Daya beli melemah?
Hari sabtu dan minggu yang lalu, Saya menyempatkan
diri untuk mampir ke pusat perbelanjaan yang berada di sekitaran gubuk Saya.
Sempat agak susah cari parkir saat itu, sehingga sempat terpikir kalau ekonomi nasional
sudah membaik. Saat berada di dalam situasi memang ramai, namun yang menarik
adalah pengunjung banyak yang mengerumuni restoran dan tempat bermain
anak-anak. Sedang pusat belanja G***T yang Saya tuju, kondisinya sepi jali
kalau orang betawi bilang.
.
Kondisi
sepinya pusat belanja, banyak yang mengartikannya sebagai sinyal pelemahan daya
beli, apakah benar demikian? Rilis BPS menyatakan, bahwa Inflasi per 31 Oktober
2019 adalah sebesar 3,13% (YoY) dengan inflasi di bulan Oktober berada di
0,02%. Secara tren, inflasi di semester 2 selalu mengalami pelemahan lalu
diakhiri peningkatan di bulan Desember. Tapi sesuatu yang penting adalah,
besaran inflasi cenderung ‘melemah’ di tahun 2019.
.
Inflasi
dengan ‘tingkatan tertentu’ bisa dijadikan indikator ekonomi suatu negara,
apakah sedang tumbuh atau mengalami perlambatan.
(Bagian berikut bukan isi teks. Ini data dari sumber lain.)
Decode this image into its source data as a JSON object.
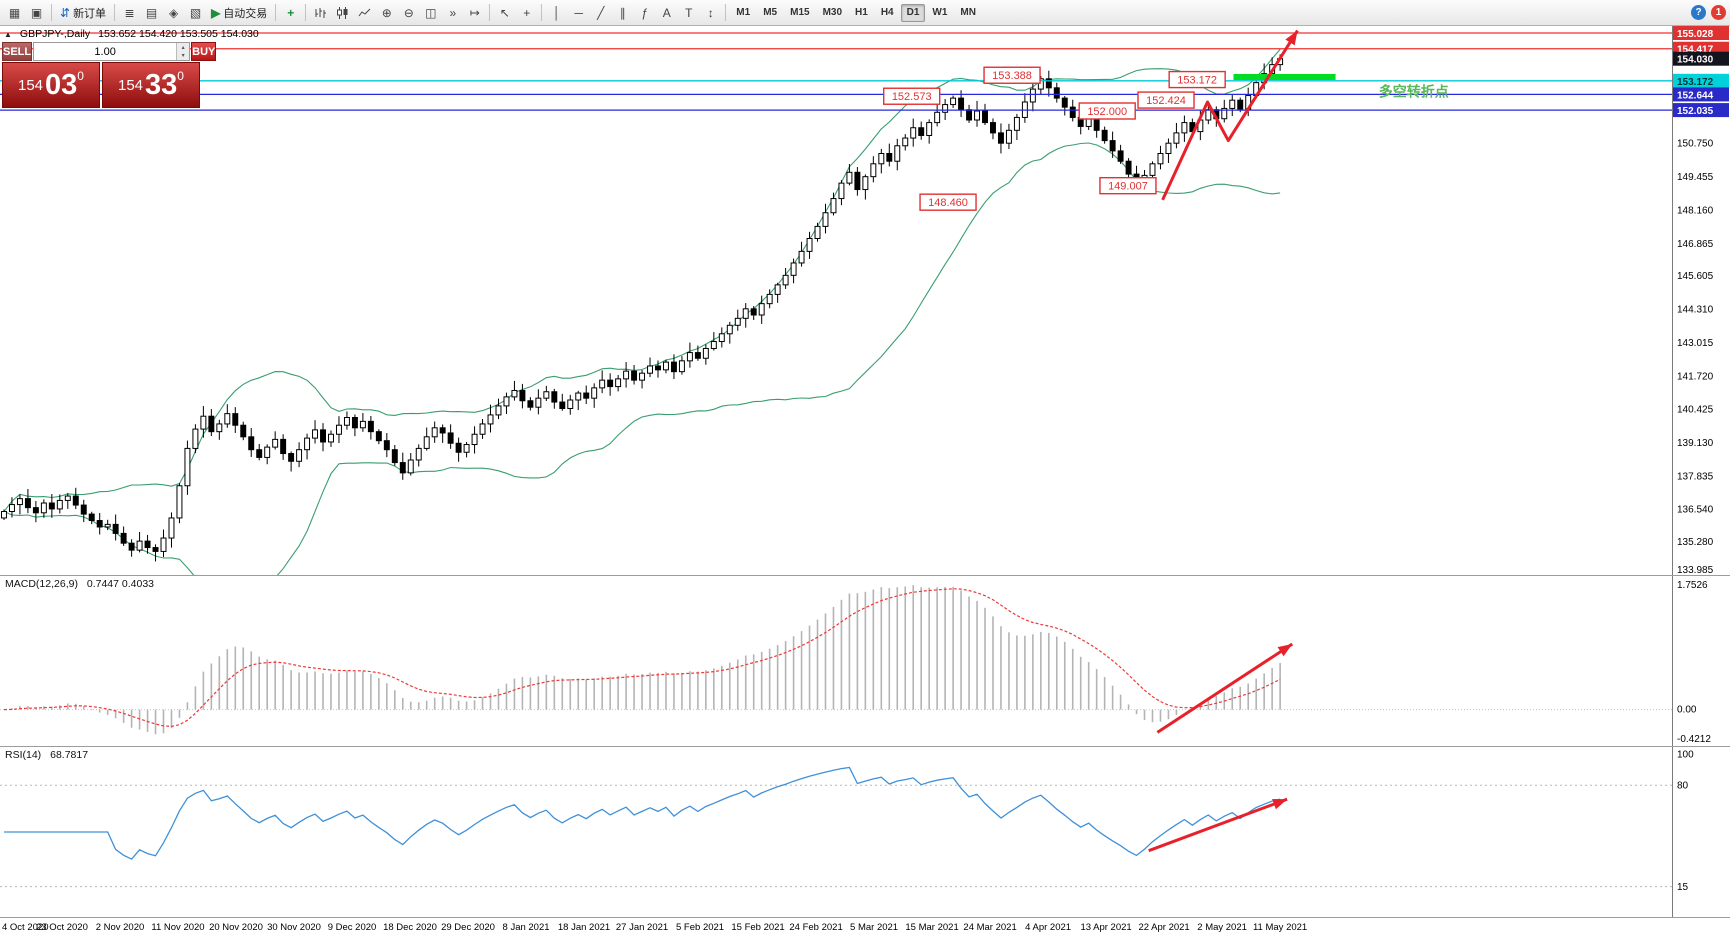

Karena inflasi menggambarkan
proses interaksi antara permintaan dan penawaran di masyarakat. Namun Inflasi
yang terlalu tinggi (ingat krisis 1998) dan tidak stabil berdampak negatif
karena menekan standar hidup sehari-hari masyarakat.
.
Kode dari inflasi
BPS menglasifikasi penyebab inflasi menjadi dua, yaitu
inflasi inti dan inflasi non-inti. Inflasi non-inti adalah komponen inflasi
yang cenderung tinggi volatilitasnya, karena dipengaruhi oleh selain faktor
fundamental. Inflasi non-inti salah satunya adalah komponen bergejolak (volatile food) yang sangat dipengaruhi dinamika di bahan pangan, seperti panen, gangguan alam, hingga faktor
perkembangan harga komoditas pangan domestik maupun internasional.
.
Komponen
inflasi non-inti selanjutnya adalah jenis barang yang harganya diatur
pemerintah atau administered prices.
Contoh dari barang administered prices
ini antara lain BBM bersubsidi, tarif angkutan umum, hingga tarif listrik.
.
Sedangkan
inflasi Inti adalah komponen inflasi yang cenderung persisten pergerakannya
karena dipengaruhi faktor fundamental, seperti interaksi permintaan-penawaran,
lingkungan eksternal (nilai tukar), harga komoditas internasional, bahkan
ekspektasi pedagang dan konsumen.
.
Inflasi
nasional pada periode-periode yang lalu nature-nya
selalu dipengaruhi oleh inflasi non-inti, yaitu harga bahan pangan yang terdisrupsi
pasokan maupun gangguan alam. Tidak jarang kebijakan pemerintah ‘menyesuaikan’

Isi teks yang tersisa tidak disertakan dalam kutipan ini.